|
WE have spoken of the second conversion, which is necessary for
the soul if it is to leave the way of beginners and enter upon the
way of proficients, or the illuminative way. As we have seen, many
authors hold that this second conversion took place for the
Apostles at the end of the Passion of Christ, and for Peter in
particular after his triple denial.
St. Thomas remarks in his commentary on St. Matthew [81] that this
repentance of St. Peter came about immediately, as soon as his
Master had looked upon him, and that it was efficacious and
definitive.
Nevertheless, Peter and the Apostles were slow to believe in the
resurrection of Christ, in spite of the account which the holy
women gave them of this miracle so often foretold by Jesus
Himself. The story they told seemed to them to be madness. [82]
Moreover, slow to believe the resurrection of the Saviour, they
were correspondingly anxious, says St. Augustine, [83] to see the
complete restoration of the kingdom of Israel such as they
imagined would come to pass. This may be seen from the question
which they put to our Lord on the very day of the Ascension:
|
'Lord
wilt thou at this time again restore the kingdom of Israel?'
|
|
But
there was still much suffering to be undergone before the
restoration of the kingdom; and that restoration would be far
superior to anything that they suspected.

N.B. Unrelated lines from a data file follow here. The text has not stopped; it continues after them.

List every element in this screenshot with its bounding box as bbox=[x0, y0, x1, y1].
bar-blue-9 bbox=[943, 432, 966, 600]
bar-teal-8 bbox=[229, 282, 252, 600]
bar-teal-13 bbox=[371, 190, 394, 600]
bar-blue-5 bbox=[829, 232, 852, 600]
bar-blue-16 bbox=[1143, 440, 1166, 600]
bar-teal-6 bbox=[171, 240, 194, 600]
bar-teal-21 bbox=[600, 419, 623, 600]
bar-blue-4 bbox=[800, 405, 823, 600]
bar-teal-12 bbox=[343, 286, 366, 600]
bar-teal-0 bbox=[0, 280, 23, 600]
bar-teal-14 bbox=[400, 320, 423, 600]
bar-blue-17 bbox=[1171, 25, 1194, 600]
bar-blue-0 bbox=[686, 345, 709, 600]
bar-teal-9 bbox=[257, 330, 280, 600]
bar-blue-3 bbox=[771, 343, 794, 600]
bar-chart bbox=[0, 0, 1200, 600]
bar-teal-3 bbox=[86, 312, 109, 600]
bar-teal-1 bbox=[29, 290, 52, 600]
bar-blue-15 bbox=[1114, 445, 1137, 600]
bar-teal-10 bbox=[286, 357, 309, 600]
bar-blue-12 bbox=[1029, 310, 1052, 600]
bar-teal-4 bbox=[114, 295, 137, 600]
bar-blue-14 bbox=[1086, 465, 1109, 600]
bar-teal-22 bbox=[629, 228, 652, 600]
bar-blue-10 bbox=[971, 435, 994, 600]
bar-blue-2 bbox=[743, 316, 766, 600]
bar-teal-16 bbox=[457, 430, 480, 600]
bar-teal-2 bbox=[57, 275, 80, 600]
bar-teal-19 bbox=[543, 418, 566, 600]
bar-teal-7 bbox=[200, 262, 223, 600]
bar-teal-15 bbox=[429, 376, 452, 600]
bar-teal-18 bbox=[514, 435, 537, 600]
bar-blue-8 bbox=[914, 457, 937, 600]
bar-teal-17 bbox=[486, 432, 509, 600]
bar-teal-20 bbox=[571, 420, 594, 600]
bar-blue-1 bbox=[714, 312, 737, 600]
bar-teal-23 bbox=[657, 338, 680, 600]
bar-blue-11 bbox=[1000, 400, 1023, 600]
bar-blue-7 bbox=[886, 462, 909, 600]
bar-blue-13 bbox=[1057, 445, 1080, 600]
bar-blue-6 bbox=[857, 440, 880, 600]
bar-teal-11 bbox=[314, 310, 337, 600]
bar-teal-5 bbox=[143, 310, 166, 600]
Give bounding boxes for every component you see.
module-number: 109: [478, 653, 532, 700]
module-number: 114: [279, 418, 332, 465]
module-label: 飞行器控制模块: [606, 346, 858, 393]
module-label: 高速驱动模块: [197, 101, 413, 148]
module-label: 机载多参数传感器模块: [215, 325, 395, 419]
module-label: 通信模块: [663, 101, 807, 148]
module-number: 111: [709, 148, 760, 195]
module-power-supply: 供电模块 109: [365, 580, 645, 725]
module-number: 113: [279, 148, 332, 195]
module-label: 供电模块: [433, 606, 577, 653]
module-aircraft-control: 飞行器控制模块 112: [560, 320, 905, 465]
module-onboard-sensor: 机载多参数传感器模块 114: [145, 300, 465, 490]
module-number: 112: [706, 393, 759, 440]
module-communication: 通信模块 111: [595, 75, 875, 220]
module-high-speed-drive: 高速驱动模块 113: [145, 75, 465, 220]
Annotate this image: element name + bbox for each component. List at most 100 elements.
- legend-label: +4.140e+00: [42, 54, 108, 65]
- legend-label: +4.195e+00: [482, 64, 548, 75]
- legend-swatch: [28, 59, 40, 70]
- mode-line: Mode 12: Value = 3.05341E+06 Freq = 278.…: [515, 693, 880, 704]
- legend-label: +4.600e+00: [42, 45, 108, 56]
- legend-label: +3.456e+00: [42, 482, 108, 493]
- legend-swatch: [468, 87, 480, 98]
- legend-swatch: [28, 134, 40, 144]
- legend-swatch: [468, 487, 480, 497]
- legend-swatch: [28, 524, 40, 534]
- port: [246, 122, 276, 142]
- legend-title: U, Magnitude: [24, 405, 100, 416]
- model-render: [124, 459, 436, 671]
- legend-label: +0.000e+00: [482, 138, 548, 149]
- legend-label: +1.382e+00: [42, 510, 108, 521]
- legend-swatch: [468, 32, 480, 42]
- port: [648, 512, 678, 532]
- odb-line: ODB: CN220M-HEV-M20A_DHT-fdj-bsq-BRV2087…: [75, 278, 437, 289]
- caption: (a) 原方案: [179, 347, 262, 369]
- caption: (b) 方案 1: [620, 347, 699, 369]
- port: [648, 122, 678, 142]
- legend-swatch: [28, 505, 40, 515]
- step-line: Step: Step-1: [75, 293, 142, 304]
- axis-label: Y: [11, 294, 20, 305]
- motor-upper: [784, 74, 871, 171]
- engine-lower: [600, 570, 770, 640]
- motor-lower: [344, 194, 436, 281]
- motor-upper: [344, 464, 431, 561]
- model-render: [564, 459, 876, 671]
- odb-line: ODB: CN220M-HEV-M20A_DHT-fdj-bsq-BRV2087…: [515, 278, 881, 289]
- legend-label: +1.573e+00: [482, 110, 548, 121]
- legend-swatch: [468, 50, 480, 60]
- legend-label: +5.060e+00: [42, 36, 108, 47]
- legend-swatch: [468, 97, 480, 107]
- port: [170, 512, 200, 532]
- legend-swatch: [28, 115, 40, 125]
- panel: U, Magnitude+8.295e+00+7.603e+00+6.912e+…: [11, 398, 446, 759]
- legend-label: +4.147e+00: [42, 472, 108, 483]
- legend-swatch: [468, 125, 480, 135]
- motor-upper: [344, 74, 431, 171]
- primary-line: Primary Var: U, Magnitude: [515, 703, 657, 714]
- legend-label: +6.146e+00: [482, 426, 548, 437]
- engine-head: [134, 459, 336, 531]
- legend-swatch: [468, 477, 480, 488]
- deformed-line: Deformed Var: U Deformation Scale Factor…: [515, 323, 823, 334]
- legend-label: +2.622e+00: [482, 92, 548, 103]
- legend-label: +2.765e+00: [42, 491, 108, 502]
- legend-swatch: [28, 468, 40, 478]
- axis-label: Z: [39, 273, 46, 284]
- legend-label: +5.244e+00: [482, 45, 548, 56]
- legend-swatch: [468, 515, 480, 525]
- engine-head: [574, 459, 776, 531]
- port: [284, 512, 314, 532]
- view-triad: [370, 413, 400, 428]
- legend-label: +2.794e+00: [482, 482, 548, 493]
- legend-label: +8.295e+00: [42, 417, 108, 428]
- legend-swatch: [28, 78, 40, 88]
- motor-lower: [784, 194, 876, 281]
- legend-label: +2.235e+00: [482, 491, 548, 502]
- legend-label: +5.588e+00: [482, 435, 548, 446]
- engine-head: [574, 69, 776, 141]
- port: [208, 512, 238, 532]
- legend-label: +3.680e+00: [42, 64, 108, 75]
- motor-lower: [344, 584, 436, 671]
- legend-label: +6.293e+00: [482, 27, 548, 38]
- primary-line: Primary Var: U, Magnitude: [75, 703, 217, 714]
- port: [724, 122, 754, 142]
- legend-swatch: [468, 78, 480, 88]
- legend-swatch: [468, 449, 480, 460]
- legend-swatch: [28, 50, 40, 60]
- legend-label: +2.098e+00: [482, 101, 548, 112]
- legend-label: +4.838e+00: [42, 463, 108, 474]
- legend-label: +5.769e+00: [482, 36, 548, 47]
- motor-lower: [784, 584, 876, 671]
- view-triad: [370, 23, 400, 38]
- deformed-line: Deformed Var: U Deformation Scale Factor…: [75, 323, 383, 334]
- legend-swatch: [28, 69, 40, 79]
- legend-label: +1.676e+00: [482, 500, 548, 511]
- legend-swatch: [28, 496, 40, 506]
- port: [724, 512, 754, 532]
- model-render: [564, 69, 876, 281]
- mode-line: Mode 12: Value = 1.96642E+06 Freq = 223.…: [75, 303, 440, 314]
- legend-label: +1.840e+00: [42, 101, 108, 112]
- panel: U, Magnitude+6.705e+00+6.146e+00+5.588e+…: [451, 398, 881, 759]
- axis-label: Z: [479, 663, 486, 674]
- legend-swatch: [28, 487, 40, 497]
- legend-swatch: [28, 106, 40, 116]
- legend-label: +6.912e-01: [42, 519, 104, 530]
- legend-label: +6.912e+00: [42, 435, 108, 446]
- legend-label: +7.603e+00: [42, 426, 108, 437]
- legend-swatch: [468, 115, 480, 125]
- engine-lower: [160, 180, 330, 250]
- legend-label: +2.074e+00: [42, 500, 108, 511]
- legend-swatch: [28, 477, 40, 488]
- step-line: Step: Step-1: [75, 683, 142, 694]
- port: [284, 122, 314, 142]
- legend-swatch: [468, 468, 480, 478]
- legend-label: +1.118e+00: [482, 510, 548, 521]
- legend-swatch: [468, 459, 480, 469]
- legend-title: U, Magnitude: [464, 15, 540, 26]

And so spiritual writers have often spoken of a third conversion
or transformation of the Apostles, which took place on the day of
Pentecost. Let us see first what this transformation was in them,
and then what it ought to be, proportionately, in us.
The Apostles were prepared for their third transformation by the
fact that from the time of the Ascension they were deprived of the
perceptible presence of Jesus Himself. When our Lord deprived His
Apostles forever of the sight of His sacred Humanity, they must
have suffered a distress to which we do not perhaps sufficiently
advert. When we consider that our Lord had become their very life
-- as St. Paul says:
|
'Mihi vivere Christus est'
|
|
-and that they had
become daily more and more intimate with Him, they must have had a
feeling of the greatest loneliness, like a feeling of desolation,
even of death. And their desolation must have been the more
intense since our Lord Himself had foretold all the sufferings
that were in store. We experience something of the same dismay
when, after having lived on a higher plane during the time of
retreat, under the guidance of a priestly soul full of the spirit
of God, we are plunged once again into our everyday life which
seems to deprive us suddenly of this fulness. The Apostles stood
there with their eyes raised up to heaven. This was no longer
merely the crushing of their sensibility, as it was during the
time of the Passion; it was a complete blank, which must have
seemed to take from them all power of thinking. During the Passion
our Lord was still there; now He had been taken away from them,
and they seemed to be completely deprived of Him.
It was in the night of the spirit that they were prepared for the
outpouring of the graces of Pentecost.